To be the Lord's missionary in the world



Dearest Aunt 

I got your letter and am replying without delay. My failure to come to the conference in Catania was caused by a suspension of academic conferences ordered by Rome. Now there is a chance - in fact it is a certainty -that it will be June 18, when I am supposed to be holding a conference in Messina for the solemn celebration of the centennial of S. Antonio of Padua organized by the . Orphanages Di Francia. 

They have written to me recently and I didn't know how to refuse. These opportunities to spread the word of the Lord are not infrequent these days: this seed of good which the Lord entrusts me with is sublimely beautiful. Working for the Catholic church in the work of the apostolate and spiritual and material charity has become the fundamental requirement of my life. I take the opportunity in every circumstance to proclaim to the world that if they have forgotten the sweet truth of Jesus Christ, of a God who became man and died on the cross for us, it is work that deeply touches my soul. 

And I want the fire that burns in my soul to burn in the souls of others: so that the Heaven and joy can finally dwell in their souls. I assure you, how beautiful the Christian life is! It makes us angels over the earth: a spectacle, says St. Paul, for the angels themselves! And of course: if Jesus lives in our hearts that are alive with his love, how can these souls not take on a supreme value in the sight of God? 

The supernatural life that flows in our hearts makes us constantly calm and confident and opens in the soul a vein of poetry and candour that truly transforms us into flowers of the Lord! My God, I often say, how much you did for me, so unworthy: and often my eyes do not fail to fill with tears of gratitude. 
When I see the picture of my life, the line of divine mercy is clear to me: what a profound transformation in so few years! And it was all and only the work of Grace. 

My current state of mind can be expressed in one word: I am a free apostle of the Lord, happy to love and proclaim the ineffable beauty and mercy. 
In this respect, perhaps the adjective "lost" that you used for me is true: it's true, my heart has expanded a little toward all brothers: there is a kind of desire for a supernatural fatherhood that makes us generate children of the Lord through the word and work. 
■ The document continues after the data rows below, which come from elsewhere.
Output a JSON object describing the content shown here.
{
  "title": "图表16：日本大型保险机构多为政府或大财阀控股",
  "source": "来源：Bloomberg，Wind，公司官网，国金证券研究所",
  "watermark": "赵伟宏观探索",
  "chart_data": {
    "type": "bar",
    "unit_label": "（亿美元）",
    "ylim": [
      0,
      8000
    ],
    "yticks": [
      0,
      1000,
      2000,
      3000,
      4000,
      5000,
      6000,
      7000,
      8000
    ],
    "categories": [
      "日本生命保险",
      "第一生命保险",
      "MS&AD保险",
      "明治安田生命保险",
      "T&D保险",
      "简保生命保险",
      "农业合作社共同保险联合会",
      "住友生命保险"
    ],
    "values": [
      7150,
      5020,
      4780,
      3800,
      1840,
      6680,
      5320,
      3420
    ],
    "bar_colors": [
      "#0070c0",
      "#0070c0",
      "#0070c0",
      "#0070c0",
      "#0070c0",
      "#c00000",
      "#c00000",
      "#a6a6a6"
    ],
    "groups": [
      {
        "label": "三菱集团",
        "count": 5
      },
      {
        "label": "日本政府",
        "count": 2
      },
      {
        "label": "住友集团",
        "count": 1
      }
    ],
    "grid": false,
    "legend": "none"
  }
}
There is no doubt that the Lord has placed in my soul the desire for priestly grace: only, however, that he wants me to stay in my lay clothing to work more productively in the secular world away from Him. But the purpose of my life is clearly marked: to be a missionary of the Lord in the world: and this apostolate work must be carried out by me in the conditions and environment in which the Lord has placed me. 

Here I have the chairmanship of a Conference of Saint Vincent de Paul: there are many young people who each week go around the city to bring consolation and help. They visit the sick and poor; and we practice in the beauty of real and supernatural brotherhood of Jesus 
But is all this truly loss or gain? I opt for the latter: if your sacrifice of not seeing me or seeing me rarely is compensated by good works, how grateful the Lord must be! 

I'm glad to hear about Adele's news: continue, I beg you, to insist on this point: help her to get in the habit of weekly Communion. The good that comes of this practice will be enormous and you will have the opportunity to realize it soon. I recommend this with all the strength of my soul, never neglect the Sunday Communion: the greatest treasure we can lose is that of not receiving Jesus. If Jesus is the companion of her adolescence, I guarantee that Adele will be successful in all respects, but without Jesus, it is impossible to be successful at anything.
Now that May has come, why don't you both go with her sometimes -e.g. to Pompei- at the foot of the Madonna? The Madonna has so much to tell you and it will not hurt to ask for advice and comfort. When I think about yours and uncle's situation, my soul is seized with a sense of bitterness: I say to myself: here the Lord grants me proximity to the Sacraments for so many souls and yet I find the strongest resistance right where the family affection is the warmest! But I'm not discouraged: I trust that the Lord will always be the winner and that the dawn will arrive and greet a new miracle in the glory of God! 

Give Uncle a big hug for me and tell him that I do the only thing I can for him: pray! Blessed Jesus watches him and gently holds him close. 
Give Adeluzza a kiss for me, and Pierino, Aunt, Uncle: a thousand good wishes to you.